What Will Bring Down Fuel Prices?
Last night's News Hour on PBS featured a segment on high gasoline prices and the public's reaction to them, ranging from outrage to bland acceptance, and including the standard level of denial that trading in a sedan or minivan getting 20 miles per gallon for a Suburban that gets 12 might be part of the problem. There was an intelligent discussion of the contributing factors, with crude oil prices leading the pack.
Other than a fall in crude prices, what could bring gasoline prices back to more normal levels in the near future? Lower demand? Not if SUV sales continue at their current, record rate, and not if the economy stays on a recovery path. A relaxation of the confusing welter of conflicting regional gasoline specifications? While the EPA is considering temporary waivers that would ease localized market distortions, this would will do little to reduce the current record average price. What about an easing of refinery bottlenecks? That would take a couple of years, and with the refining segment finally earning healthy profits, for once the industry seems disinclined to destroy them by investing in a wave of expansions. This takes us back to crude prices.
The list of culprits responsible for current high oil prices is long and varied: OPEC production policy, growing demand in China, the popularity of SUVs, instability in the Middle East, and a global economic recovery, particularly in the US. Other factors include fuel-switching due to tight natural gas supplies here, and continuing production problems in Venezuela in the wake of last year's disastrous petroleum industry strike. It is not that hard to account for the oil prices you have, but predicting future prices is a much tougher proposition.

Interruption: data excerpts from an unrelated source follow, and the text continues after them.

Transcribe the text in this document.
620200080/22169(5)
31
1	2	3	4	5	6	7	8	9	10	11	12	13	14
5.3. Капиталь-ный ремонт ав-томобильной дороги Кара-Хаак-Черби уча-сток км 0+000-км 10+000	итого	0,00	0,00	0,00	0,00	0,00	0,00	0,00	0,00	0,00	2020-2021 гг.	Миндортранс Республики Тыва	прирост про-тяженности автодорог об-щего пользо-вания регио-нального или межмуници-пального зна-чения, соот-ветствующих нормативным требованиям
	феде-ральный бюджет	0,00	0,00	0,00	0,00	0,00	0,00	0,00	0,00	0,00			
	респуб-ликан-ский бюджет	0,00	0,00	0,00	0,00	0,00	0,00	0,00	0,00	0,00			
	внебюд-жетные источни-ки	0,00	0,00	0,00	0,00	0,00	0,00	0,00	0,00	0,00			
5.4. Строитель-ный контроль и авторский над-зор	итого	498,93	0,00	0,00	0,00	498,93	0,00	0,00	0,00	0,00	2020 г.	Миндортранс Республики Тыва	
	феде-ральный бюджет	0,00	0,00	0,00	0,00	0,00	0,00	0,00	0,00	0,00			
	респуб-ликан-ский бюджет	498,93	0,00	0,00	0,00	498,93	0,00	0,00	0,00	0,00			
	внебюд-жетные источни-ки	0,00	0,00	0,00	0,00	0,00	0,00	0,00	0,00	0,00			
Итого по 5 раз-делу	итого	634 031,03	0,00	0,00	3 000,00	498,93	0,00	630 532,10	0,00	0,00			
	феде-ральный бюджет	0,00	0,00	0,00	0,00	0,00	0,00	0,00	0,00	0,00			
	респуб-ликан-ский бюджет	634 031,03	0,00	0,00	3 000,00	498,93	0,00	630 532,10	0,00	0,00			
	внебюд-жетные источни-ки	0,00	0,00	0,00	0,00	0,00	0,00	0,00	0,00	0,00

What could cause the crude price to fall, and thus provide some relief on gasoline? Within three to five years, many things could and probably will drive prices back down to a more normal range, say between $20 and $25/barrel. But in the short run, assuming the demand factors I mentioned in the opening paragraph don't change, there is only one thing that will bring prices down: a visible growth trend in oil inventories.
If you were only going to look at one factor to try to assess whether the price of oil will rise or fall over a very short period, the level of crude oil inventories--excluding the government's Strategic petroleum Reserve--is your best bet. These inventories consist of oil that has already been produced or imported and is being held in tanks at refineries or somewhere in the distribution network. If crude inventories go up for a month and are above the level for the same time last year, the chances are good that the price of West Texas Intermediate, the marker crude traded on the NYMEX futures market, will fall.
According to the reports published by the Energy Information Agency of the Department of Energy, US crude oil stocks are currently just under 300 million barrels, up about 10% since the beginning of the year. This still puts them well below the average of the last five years. Inventories would have to increase a lot faster, say by an additional 10-15 million barrels over the next month, in order to signal a drop in prices. That looks unlikely, barring a change in OPEC policy that would make available the oil necessary to raise inventories.
At the moment, OPEC enjoys a remarkable degree of market control. Global conditions are ideal for them to be able to control prices through tight control of production by their member countries. OPEC's stated rationale is that failing to cut production now would lead to a rapid buildup of stocks and a price collapse that would be harmful to both producers and consumers in the longer run. On the surface, this is not as silly as it sounds. The price collapse in 1998 connected with the Asian Economic Crisis was a major factor in the wave of industry consolidation that followed, and has kept non-OPEC oil production on a slower growth path.
But in this case, OPEC's concern is fatuous and self-serving. All other indicators point upward, which was hardly the case in 1998. Demand is growing all over the world; non-OPEC oil production is stalled for the moment, as the North Sea reaches its peak of production, and as Russian production hits the limits of existing infrastructure. Nor is Iraq in a position to flood the market. And natural gas, which has lured demand away from oil for the last decade, has plateaued for now. From a structural standpoint, the risk of a price collapse right now is very low.
OPEC ministers point to the high level of speculation in the market, principally by hedge funds, as further rationale for their need to manage prices. But prices for delivery of physical crude have not weakened much relative to the futures prices, as one would expect in a speculation-driven market. This says that it is not just "paper barrels" that are in short supply, but real ones.
After going through all these factors, I can only see one logical answer to the question I posed above. The only thing likely to cause crude prices to fall any time soon is a change in OPEC policy. If you want to know what the price of oil will be over the course of the summer and into the fall, you need to ask the question in Riyadh and the other OPEC capitals. For now, at least, the price of oil will be largely what the Saudis decide it should be.